Liset Liliam Toja y Kadir Lozano jóvenes bolivianos estudiantes de medicina.“Llegué en el 2007 procedente del Departamento boliviano de Santa Cruz de la Sierra donde obtuve una de las 100 becas que se otorgaban para estudiar en Cuba y desde el primer día anclé en estas tierras todos mis anhelos profesionales.

“Tuve primero en Cojimar, en La Habana, después en la localidad cienfueguera de La Horquita y en cuarto año de la carrera me trasladé a Las Tunas donde muy pronto obtendré el título de médica.

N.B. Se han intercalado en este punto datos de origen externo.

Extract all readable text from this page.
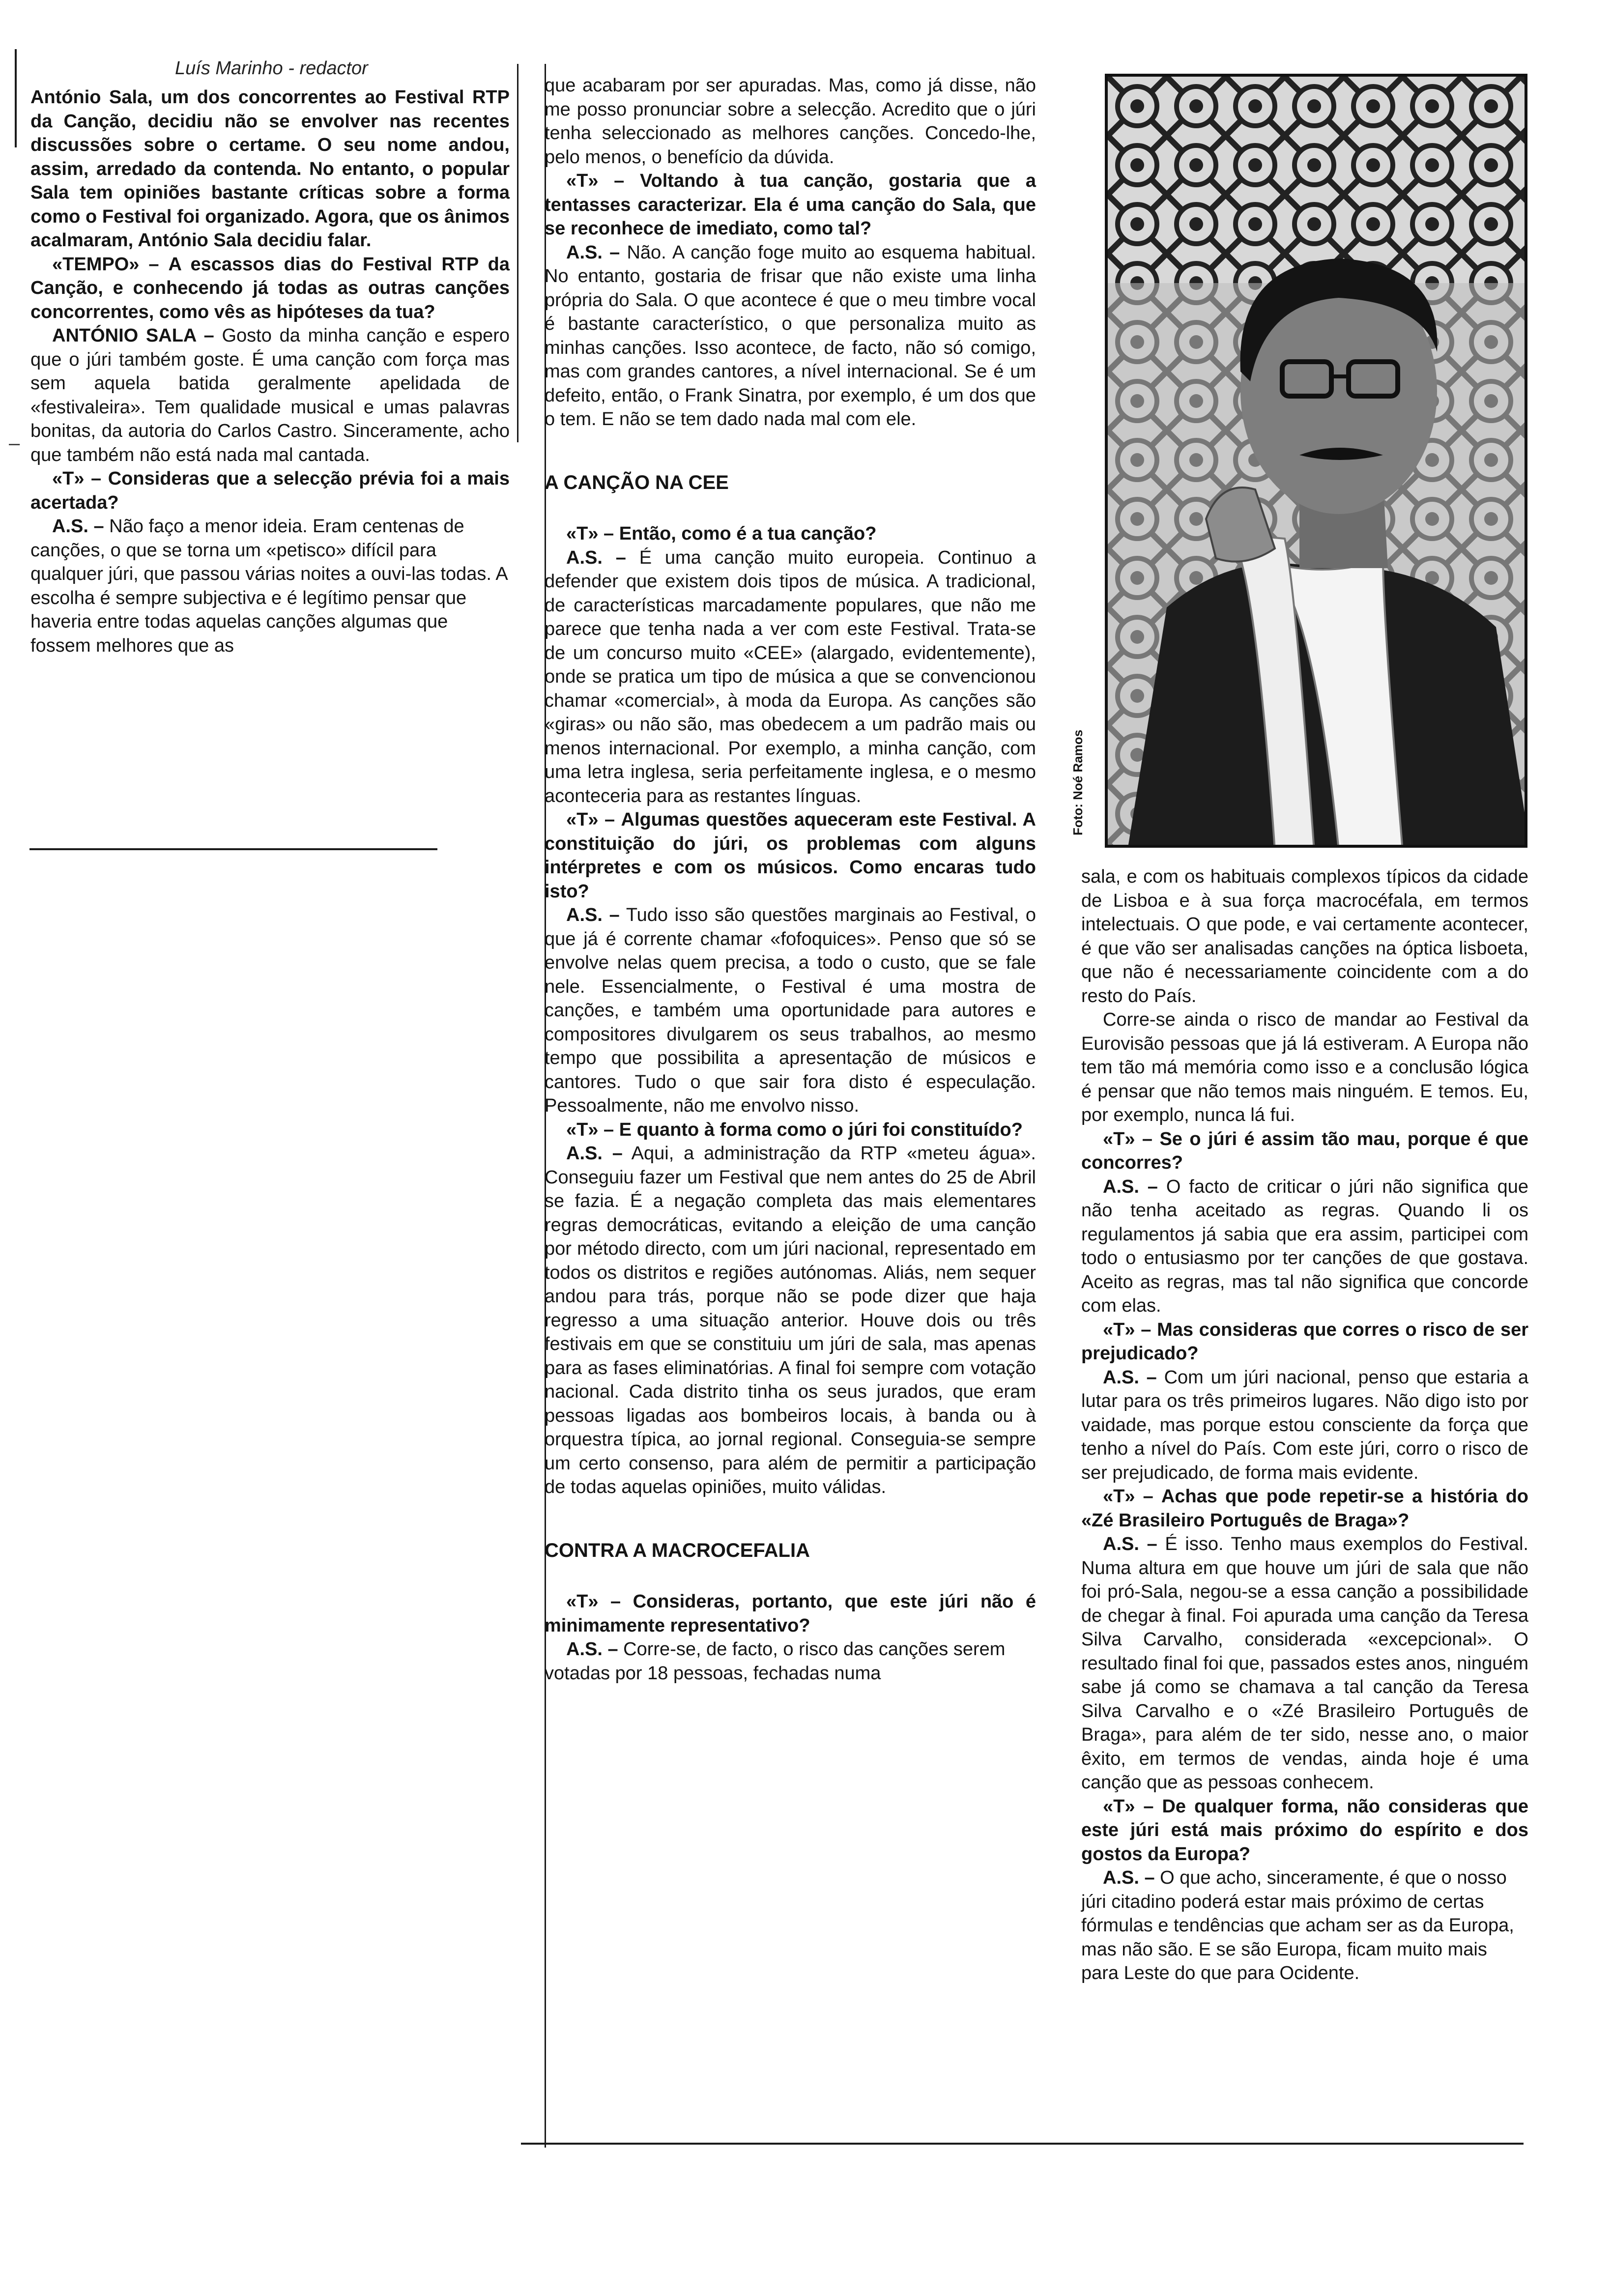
Luís Marinho - redactor
–

António Sala, um dos concorrentes ao Festival RTP da Canção, decidiu não se envolver nas recentes discussões sobre o certame. O seu nome andou, assim, arredado da contenda. No entanto, o popular Sala tem opiniões bastante críticas sobre a forma como o Festival foi organizado. Agora, que os ânimos acalmaram, António Sala decidiu falar.

«TEMPO» – A escassos dias do Festival RTP da Canção, e conhecendo já todas as outras canções concorrentes, como vês as hipóteses da tua?

ANTÓNIO SALA – Gosto da minha canção e espero que o júri também goste. É uma canção com força mas sem aquela batida geralmente apelidada de «festivaleira». Tem qualidade musical e umas palavras bonitas, da autoria do Carlos Castro. Sinceramente, acho que também não está nada mal cantada.

«T» – Consideras que a selecção prévia foi a mais acertada?

A.S. – Não faço a menor ideia. Eram centenas de canções, o que se torna um «petisco» difícil para qualquer júri, que passou várias noites a ouvi-las todas. A escolha é sempre subjectiva e é legítimo pensar que haveria entre todas aquelas canções algumas que fossem melhores que as

que acabaram por ser apuradas. Mas, como já disse, não me posso pronunciar sobre a selecção. Acredito que o júri tenha seleccionado as melhores canções. Concedo-lhe, pelo menos, o benefício da dúvida.

«T» – Voltando à tua canção, gostaria que a tentasses caracterizar. Ela é uma canção do Sala, que se reconhece de imediato, como tal?

A.S. – Não. A canção foge muito ao esquema habitual. No entanto, gostaria de frisar que não existe uma linha própria do Sala. O que acontece é que o meu timbre vocal é bastante característico, o que personaliza muito as minhas canções. Isso acontece, de facto, não só comigo, mas com grandes cantores, a nível internacional. Se é um defeito, então, o Frank Sinatra, por exemplo, é um dos que o tem. E não se tem dado nada mal com ele.

A CANÇÃO NA CEE

«T» – Então, como é a tua canção?

A.S. – É uma canção muito europeia. Continuo a defender que existem dois tipos de música. A tradicional, de características marcadamente populares, que não me parece que tenha nada a ver com este Festival. Trata-se de um concurso muito «CEE» (alargado, evidentemente), onde se pratica um tipo de música a que se convencionou chamar «comercial», à moda da Europa. As canções são «giras» ou não são, mas obedecem a um padrão mais ou menos internacional. Por exemplo, a minha canção, com uma letra inglesa, seria perfeitamente inglesa, e o mesmo aconteceria para as restantes línguas.

«T» – Algumas questões aqueceram este Festival. A constituição do júri, os problemas com alguns intérpretes e com os músicos. Como encaras tudo isto?

A.S. – Tudo isso são questões marginais ao Festival, o que já é corrente chamar «fofoquices». Penso que só se envolve nelas quem precisa, a todo o custo, que se fale nele. Essencialmente, o Festival é uma mostra de canções, e também uma oportunidade para autores e compositores divulgarem os seus trabalhos, ao mesmo tempo que possibilita a apresentação de músicos e cantores. Tudo o que sair fora disto é especulação. Pessoalmente, não me envolvo nisso.

«T» – E quanto à forma como o júri foi constituído?

A.S. – Aqui, a administração da RTP «meteu água». Conseguiu fazer um Festival que nem antes do 25 de Abril se fazia. É a negação completa das mais elementares regras democráticas, evitando a eleição de uma canção por método directo, com um júri nacional, representado em todos os distritos e regiões autónomas. Aliás, nem sequer andou para trás, porque não se pode dizer que haja regresso a uma situação anterior. Houve dois ou três festivais em que se constituiu um júri de sala, mas apenas para as fases eliminatórias. A final foi sempre com votação nacional. Cada distrito tinha os seus jurados, que eram pessoas ligadas aos bombeiros locais, à banda ou à orquestra típica, ao jornal regional. Conseguia-se sempre um certo consenso, para além de permitir a participação de todas aquelas opiniões, muito válidas.

CONTRA A MACROCEFALIA

«T» – Consideras, portanto, que este júri não é minimamente representativo?

A.S. – Corre-se, de facto, o risco das canções serem votadas por 18 pessoas, fechadas numa

Foto: Noé Ramos

sala, e com os habituais complexos típicos da cidade de Lisboa e à sua força macrocéfala, em termos intelectuais. O que pode, e vai certamente acontecer, é que vão ser analisadas canções na óptica lisboeta, que não é necessariamente coincidente com a do resto do País.

Corre-se ainda o risco de mandar ao Festival da Eurovisão pessoas que já lá estiveram. A Europa não tem tão má memória como isso e a conclusão lógica é pensar que não temos mais ninguém. E temos. Eu, por exemplo, nunca lá fui.

«T» – Se o júri é assim tão mau, porque é que concorres?

A.S. – O facto de criticar o júri não significa que não tenha aceitado as regras. Quando li os regulamentos já sabia que era assim, participei com todo o entusiasmo por ter canções de que gostava. Aceito as regras, mas tal não significa que concorde com elas.

«T» – Mas consideras que corres o risco de ser prejudicado?

A.S. – Com um júri nacional, penso que estaria a lutar para os três primeiros lugares. Não digo isto por vaidade, mas porque estou consciente da força que tenho a nível do País. Com este júri, corro o risco de ser prejudicado, de forma mais evidente.

«T» – Achas que pode repetir-se a história do «Zé Brasileiro Português de Braga»?

A.S. – É isso. Tenho maus exemplos do Festival. Numa altura em que houve um júri de sala que não foi pró-Sala, negou-se a essa canção a possibilidade de chegar à final. Foi apurada uma canção da Teresa Silva Carvalho, considerada «excepcional». O resultado final foi que, passados estes anos, ninguém sabe já como se chamava a tal canção da Teresa Silva Carvalho e o «Zé Brasileiro Português de Braga», para além de ter sido, nesse ano, o maior êxito, em termos de vendas, ainda hoje é uma canção que as pessoas conhecem.

«T» – De qualquer forma, não consideras que este júri está mais próximo do espírito e dos gostos da Europa?

A.S. – O que acho, sinceramente, é que o nosso júri citadino poderá estar mais próximo de certas fórmulas e tendências que acham ser as da Europa, mas não são. E se são Europa, ficam muito mais para Leste do que para Ocidente.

Con la graduación de mi grupo seremos tres mil 500 los profesionales bolivianos formados aquí, algo grandioso que hoy tiene mi pueblo gracias a la voluntad del gobierno y la gente de este país de ayudar a otros.”

Para Kadir Lozano compatriota y condiscípulo de Liset, no es casual que Cuba haga eso precisamente por quienes más lo necesitan y están privados de la asistencia más elemental.

“Donde quiera que ocurra un desastre, donde hay penurias y epidemias, siempre llega la mano de un médico, una enfermera, un técnico o un epidemiólogo de este país. Ese humanismo, esa capacidad de asistir y curar sin más móvil que el amor y el respeto a la vida, es lo más valioso que conocí aquí. Siento que en ningún otro lugar lo hubiese aprendido tan bien. Ser humanos es la mejor lección que enseña Cuba.

“Ahora mismo en recios parajes como la selva africana o de América, en la más agreste región del planeta, donde otros se niegan a ejercer, están los profesionales cubanos de la salud y también estaremos nosotros porque aquí se nos preparó para ello”.

Esas están entre las expectativas de estos jóvenes bolivianos que en el actual diciembre recibirán sus títulos de Medicina en la universidad Zoilo Marinello, de Las Tunas. Entonces regresarán a su país. De aquí se llevaran además de los conocimientos, la ternura de su gente, la calidez del clima y la claridad de sus días.

A Liset Liliam le acompañará también la sonrisa del niño cienfueguero que se resistía a una fibrosis quistica y a Kadir la emoción compartida con la primera mamá que asistió en un parto.

La partida no será definitiva. Entre sus planes está volver a la nación caribeña a hacer una especialidad. Por siempre habrá para ellos un ir y venir entre los dos países porque la ruta entre Cuba y Bolivia estará marcada en sus destinos como el puente que definitivamente los une al pueblo que hizo viable su mayor ilusión: ser médicos.